[Open-graphics] The quiz answers
Nicolas Capens
nicolas at capens.net
Sat Dec 11 14:14:46 EST 2004
Hi all,
Ok, here are the answers to the 'quizzes' I introduced here: http://lists.duskglow.com/open-graphics/2004-November/000648.html. Sorry for those who were on the break of finding the answers themselves and trying so hard...
The first one was about 8x8 blocks flashing on the horizon. They are caused by the half-space function (inequality to be exact): (x2 - x1) * (y - y1) - (y2 - y1) * (x - x1) > 0. This function silently assumes the differences are not all zero. If however they both do become zero, which happens when two points of the triangle coincide (and thus the line between them doesn't exist), the function becomes something different. However, it becomes 0 > 0 which is always false, which would result in no pixels being drawn. The real problem is caused by the corrections for the fill convention. When an edge is 'top-left', it means pixels with their center exactly on the edge should also be rendered, and this is done by subtracting 1 from the left-hand side. This is equivalent to 0 >= 0 which is always true. So for this edge (which isn't an edge), all pixels pass. Since the smallest area that I scan is 8x8 pixels, this is the size of the artifacts. It happens at the horizon because the far clipping plane makes the polygons become so small the vertices coincide when mapped to fixed-point integers.
The second one was about weird colors seen on very tilted polygons. The explanation is simple. I use 4.12 fixed-point numbers for interpolating diffuse colors and fog. Normally they are in the 0.000000h to 0.FFFF00h range. The way interpolation works is like this: for every 8x8 block I determine the values for the upper-left corner, then I use linear interpolation for the other pixels, by adding dc/dx and dc/dy gradients. The trouble starts when the upper-left corner of the block is outside the triangle. In this situation the starting value might be outside the usual range. There are still four bits above the decimal though, and a small calculation shows that the polygons has to be quite thin and very tilted to get a big gradient inside the 8x8 block. But in this rare situation the starting value can be outside the range of the 4.12 fixed-point number, causing all colors of the rainbow to be visible on the triangle.

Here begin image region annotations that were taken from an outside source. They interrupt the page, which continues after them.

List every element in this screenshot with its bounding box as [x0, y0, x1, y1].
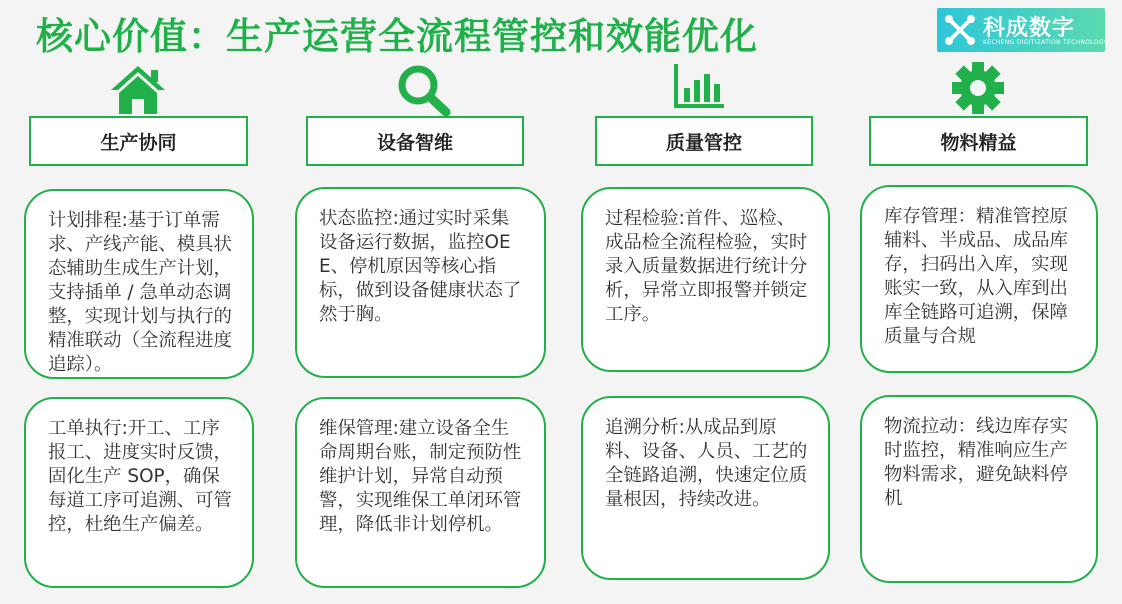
header-equipment-maintenance: 设备智维 — [306, 116, 524, 166]
logo-name: 科成数字 — [983, 16, 1076, 41]
card-maintenance-management: 维保管理:建立设备全生命周期台账，制定预防性维护计划，异常自动预警，实现维保工单闭环管理，降低非计划停机。 — [295, 397, 546, 588]
home-icon — [108, 62, 168, 118]
card-logistics-pull: 物流拉动：线边库存实时监控，精准响应生产物料需求，避免缺料停机 — [860, 395, 1098, 583]
card-inventory-management: 库存管理：精准管控原辅料、半成品、成品库存，扫码出入库，实现账实一致，从入库到出库全链路可追溯，保障质量与合规 — [860, 185, 1098, 373]
gear-icon — [948, 60, 1008, 116]
company-logo — [937, 8, 1108, 52]
card-work-order-execution: 工单执行:开工、工序报工、进度实时反馈，固化生产 SOP，确保每道工序可追溯、可管控，杜绝生产偏差。 — [24, 397, 254, 588]
card-traceability-analysis: 追溯分析:从成品到原料、设备、人员、工艺的全链路追溯，快速定位质量根因，持续改进。 — [581, 396, 830, 580]
header-material-lean: 物料精益 — [869, 116, 1088, 166]
bar-chart-icon — [668, 60, 728, 116]
card-status-monitoring: 状态监控:通过实时采集设备运行数据，监控OEE、停机原因等核心指标，做到设备健康状态了然于胸。 — [295, 187, 546, 378]
page-title: 核心价值：生产运营全流程管控和效能优化 — [36, 15, 758, 58]
logo-subtitle: KECHENG DIGITIZATION TECHNOLOGY — [983, 39, 1108, 46]
header-production-collaboration: 生产协同 — [29, 116, 248, 166]
card-production-planning: 计划排程:基于订单需求、产线产能、模具状态辅助生成生产计划，支持插单 / 急单动态调整，实现计划与执行的精准联动（全流程进度追踪）。 — [24, 189, 254, 379]
logo-mark-icon — [943, 13, 977, 47]
search-icon — [394, 62, 454, 118]
card-process-inspection: 过程检验:首件、巡检、成品检全流程检验，实时录入质量数据进行统计分析，异常立即报警并锁定工序。 — [581, 187, 830, 372]
header-quality-control: 质量管控 — [595, 116, 813, 166]
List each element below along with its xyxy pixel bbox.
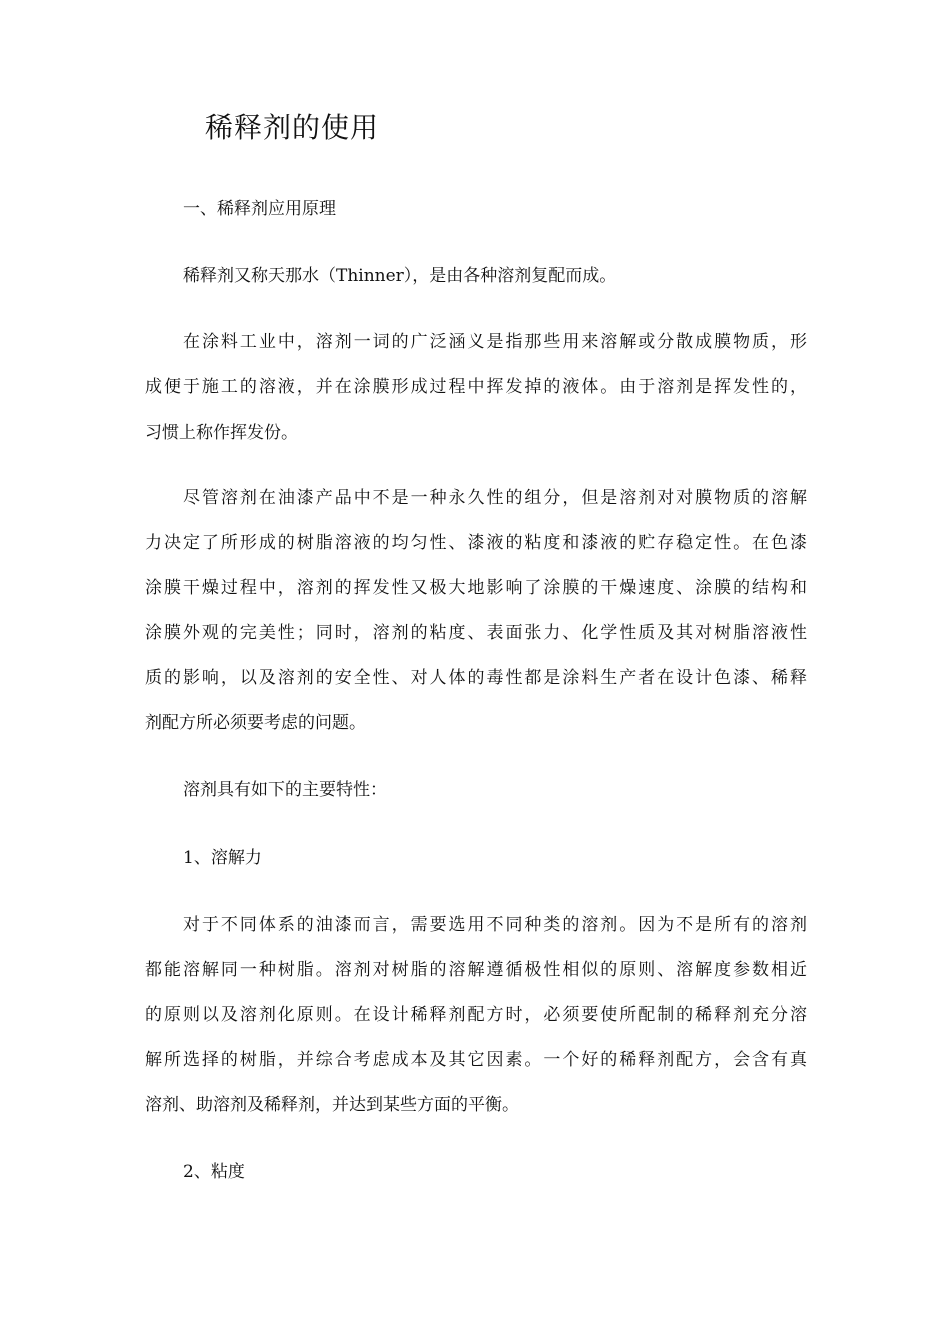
paragraph-line: 溶剂具有如下的主要特性： xyxy=(183,780,387,800)
paragraph-line: 涂膜外观的完美性；同时，溶剂的粘度、表面张力、化学性质及其对树脂溶液性 xyxy=(145,623,807,643)
paragraph-line: 尽管溶剂在油漆产品中不是一种永久性的组分，但是溶剂对对膜物质的溶解 xyxy=(183,488,807,508)
paragraph-line: 解所选择的树脂，并综合考虑成本及其它因素。一个好的稀释剂配方，会含有真 xyxy=(145,1050,807,1070)
paragraph-line: 在涂料工业中，溶剂一词的广泛涵义是指那些用来溶解或分散成膜物质，形 xyxy=(183,332,807,352)
document-title: 稀释剂的使用 xyxy=(205,111,380,144)
paragraph-line: 对于不同体系的油漆而言，需要选用不同种类的溶剂。因为不是所有的溶剂 xyxy=(183,915,807,935)
section-heading-principle: 一、稀释剂应用原理 xyxy=(183,199,336,219)
paragraph-line: 稀释剂又称天那水（Thinner），是由各种溶剂复配而成。 xyxy=(183,266,617,286)
paragraph-line: 溶剂、助溶剂及稀释剂，并达到某些方面的平衡。 xyxy=(145,1095,519,1115)
paragraph-line: 都能溶解同一种树脂。溶剂对树脂的溶解遵循极性相似的原则、溶解度参数相近 xyxy=(145,960,807,980)
paragraph-line: 质的影响，以及溶剂的安全性、对人体的毒性都是涂料生产者在设计色漆、稀释 xyxy=(145,668,807,688)
paragraph-line: 涂膜干燥过程中，溶剂的挥发性又极大地影响了涂膜的干燥速度、涂膜的结构和 xyxy=(145,578,807,598)
paragraph-line: 剂配方所必须要考虑的问题。 xyxy=(145,713,366,733)
subheading-viscosity: 2、粘度 xyxy=(183,1162,245,1182)
paragraph-line: 力决定了所形成的树脂溶液的均匀性、漆液的粘度和漆液的贮存稳定性。在色漆 xyxy=(145,533,807,553)
paragraph-line: 习惯上称作挥发份。 xyxy=(145,423,298,443)
paragraph-line: 的原则以及溶剂化原则。在设计稀释剂配方时，必须要使所配制的稀释剂充分溶 xyxy=(145,1005,807,1025)
subheading-solvency: 1、溶解力 xyxy=(183,848,262,868)
paragraph-line: 成便于施工的溶液，并在涂膜形成过程中挥发掉的液体。由于溶剂是挥发性的， xyxy=(145,377,807,397)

Now that your brains are still warmed up, here are some very closely related new and simpler quizzes:
To fix the first bug, why doesn't is suffice to check whether the polygon has a zero size and skip those at the vertex processing stage? Why doesn't it suffice to check for really small polygons smaller than a sub-pixel? And why doesn't it suffice to check whether all points in sub-pixel coordinates coincide? Notice my use of the word 'suffice', in the sense that it should fix the bug, not be the most efficient fix.
What is the most efficient fix of the second bug? You might notice I didn't mention the whole story about the cause of the bug.